Hey claxon, I saw you in the other post about killing terresque, and thats were I got idea, I am trying too beat the tarresque at lowest possible level, and RAW, this would work
Sandslice |
I'm pretty sure that the opposite of NG is NE. It's not that there can be no neutral component after the change, it's referring specifically the True Neutral alignment that must become one of the four extremes (LG, CG, LE, CE), but NG and NE are opposite pairs, as are LN and CN.
That's what I'd think at first. But it also says "as different as possible from the original alignment" --- and a three-step change (NG to LE) is more different than a two-step change (NG to NE.)
pinny0101 |
Malachi Silverclaw wrote:I'm pretty sure that the opposite of NG is NE. It's not that there can be no neutral component after the change, it's referring specifically the True Neutral alignment that must become one of the four extremes (LG, CG, LE, CE), but NG and NE are opposite pairs, as are LN and CN.That's what I'd think at first. But it also says "as different as possible from the original alignment" --- and a three-step change (NG to LE) is more different than a two-step change (NG to NE.)
Yes, but it says neutral to and extremity, and lists cg,lg,ce,le as those extremities. Note it says neutral, not ng or ne, and how could a player become cge or something.
Claxon |
Claxon wrote:Well, it's a curse. Are they immune to curses?So...most cursed items don't get much in the way of real updates since they came into existence. Nor are they thoroughly described because they're supposed to be bad things that occasionally happen to players. Not tools for players to use.

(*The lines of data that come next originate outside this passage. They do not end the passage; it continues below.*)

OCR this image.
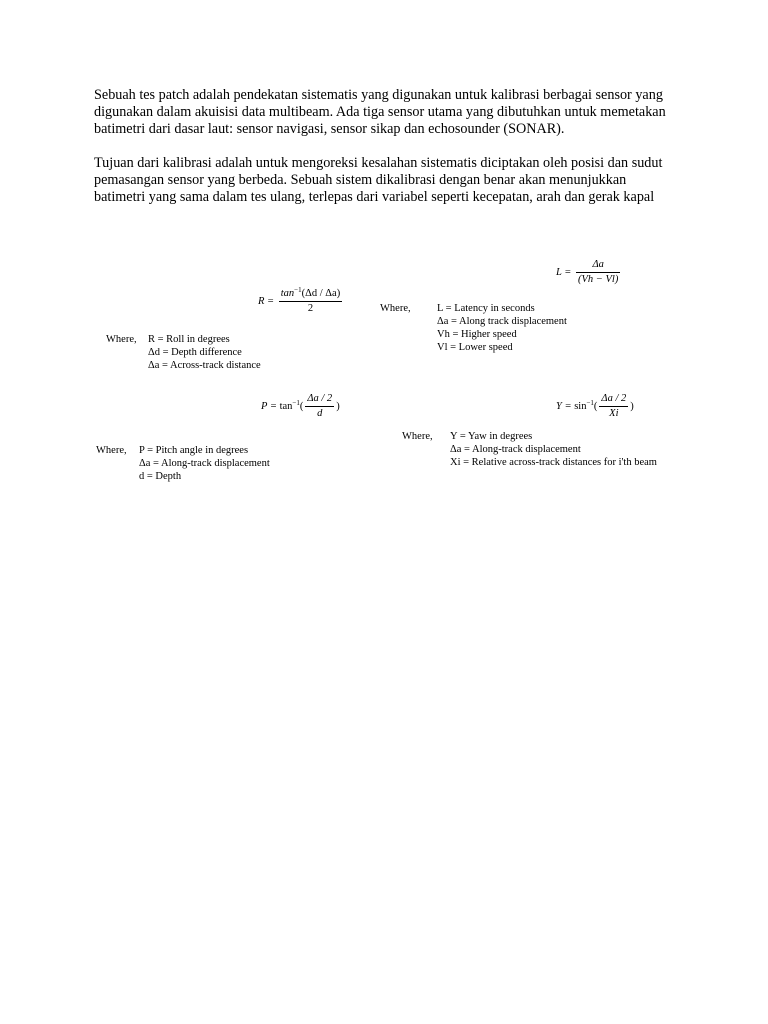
Sebuah tes patch adalah pendekatan sistematis yang digunakan untuk kalibrasi berbagai sensor yang digunakan dalam akuisisi data multibeam. Ada tiga sensor utama yang dibutuhkan untuk memetakan batimetri dari dasar laut: sensor navigasi, sensor sikap dan echosounder (SONAR).

Tujuan dari kalibrasi adalah untuk mengoreksi kesalahan sistematis diciptakan oleh posisi dan sudut pemasangan sensor yang berbeda. Sebuah sistem dikalibrasi dengan benar akan menunjukkan batimetri yang sama dalam tes ulang, terlepas dari variabel seperti kecepatan, arah dan gerak kapal

$R = \frac{\tan^{-1}(\Delta d / \Delta a)}{2}$
Where, R = Roll in degrees
Δd = Depth difference
Δa = Across-track distance
$L = \frac{\Delta a}{(Vh - Vl)}$
Where,	L = Latency in seconds
Δa = Along track displacement
Vh = Higher speed
Vl = Lower speed
$P = \tan^{-1}( \frac{\Delta a / 2}{d}$ )
Where, P = Pitch angle in degrees
Δa = Along-track displacement
d = Depth
$Y = \sin^{-1}( \frac{\Delta a / 2}{Xi}$ )
Where, Y = Yaw in degrees
Δa = Along-track displacement
Xi = Relative across-track distances for i'th beam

That being said, while the Helm of Opposite Alignment does not specifically call itself a "mind-affecting effect" I think it's fair to say that it probably is. If you accept this, then you should know that the Tarrasque is immune to mind-affecting effects, and would be immune to the helm.
As a GM, that is most certainly how I would run it.

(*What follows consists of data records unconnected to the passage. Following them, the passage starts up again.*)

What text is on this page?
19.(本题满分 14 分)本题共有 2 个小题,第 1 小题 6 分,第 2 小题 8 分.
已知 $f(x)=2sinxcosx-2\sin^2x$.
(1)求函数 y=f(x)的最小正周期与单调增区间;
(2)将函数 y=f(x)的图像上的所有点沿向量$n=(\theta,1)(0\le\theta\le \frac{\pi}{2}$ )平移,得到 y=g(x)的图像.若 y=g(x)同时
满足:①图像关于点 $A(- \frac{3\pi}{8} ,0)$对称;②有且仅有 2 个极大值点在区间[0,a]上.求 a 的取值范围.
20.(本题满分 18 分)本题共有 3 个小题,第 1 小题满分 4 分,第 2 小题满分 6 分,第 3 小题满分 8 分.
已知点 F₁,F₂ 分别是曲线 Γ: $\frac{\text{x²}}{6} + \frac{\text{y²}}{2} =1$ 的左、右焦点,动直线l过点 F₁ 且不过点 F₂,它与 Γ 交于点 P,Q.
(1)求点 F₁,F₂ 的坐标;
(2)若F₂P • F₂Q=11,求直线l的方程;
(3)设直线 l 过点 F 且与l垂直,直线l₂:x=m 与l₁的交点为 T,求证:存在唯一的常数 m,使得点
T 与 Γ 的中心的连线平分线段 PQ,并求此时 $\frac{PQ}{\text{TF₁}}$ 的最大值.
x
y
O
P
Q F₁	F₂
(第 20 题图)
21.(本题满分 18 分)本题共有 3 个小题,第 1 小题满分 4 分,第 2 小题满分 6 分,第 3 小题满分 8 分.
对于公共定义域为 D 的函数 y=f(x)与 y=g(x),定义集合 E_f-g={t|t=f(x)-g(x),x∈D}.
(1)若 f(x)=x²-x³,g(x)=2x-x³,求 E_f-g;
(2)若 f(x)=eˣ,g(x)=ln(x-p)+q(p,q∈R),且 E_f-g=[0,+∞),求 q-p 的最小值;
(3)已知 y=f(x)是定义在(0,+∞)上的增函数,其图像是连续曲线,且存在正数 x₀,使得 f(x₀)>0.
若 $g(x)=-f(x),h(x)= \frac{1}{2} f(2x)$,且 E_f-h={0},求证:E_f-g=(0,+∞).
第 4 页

It's a cursed item, but not a curse in game terms as that is a spell descriptor.
That is part of the problem with cursed items, they don't actually provide much in the way of mechanical details for how the effects are supposed to work.
To be honest, a GM has to make up a lot about how cursed items are supposed to work.
I was simply explaining how I would run it in a home game. The actual rules don't do a particularly great job of explaining how exactly they function.
Kazaan |
Malachi Silverclaw wrote:I'm pretty sure that the opposite of NG is NE. It's not that there can be no neutral component after the change, it's referring specifically the True Neutral alignment that must become one of the four extremes (LG, CG, LE, CE), but NG and NE are opposite pairs, as are LN and CN.That's what I'd think at first. But it also says "as different as possible from the original alignment" --- and a three-step change (NG to LE) is more different than a two-step change (NG to NE.)
They're all two step changes because diagonals.
pinny0101 |
Sandslice wrote:They're all two step changes because diagonals.Malachi Silverclaw wrote:I'm pretty sure that the opposite of NG is NE. It's not that there can be no neutral component after the change, it's referring specifically the True Neutral alignment that must become one of the four extremes (LG, CG, LE, CE), but NG and NE are opposite pairs, as are LN and CN.That's what I'd think at first. But it also says "as different as possible from the original alignment" --- and a three-step change (NG to LE) is more different than a two-step change (NG to NE.)
No, thats down diagonal, 3 step.
LazarX |
So the description of helm of opposite alignment says that you can only get original alignment back my wish or miracle, but could you not just plop a second helm on them, and reverse alignment again? Thanks.
Because these are generally encountered singly as cursed items, not ordered through the mail from MagicMart.
Jokem |
pinny0101 wrote:So the description of helm of opposite alignment says that you can only get original alignment back my wish or miracle, but could you not just plop a second helm on them, and reverse alignment again? Thanks.Because these are generally encountered singly as cursed items, not ordered through the mail from MagicMart.
I imagine such could be crafted, but the trick would be getting the character to don the second helm.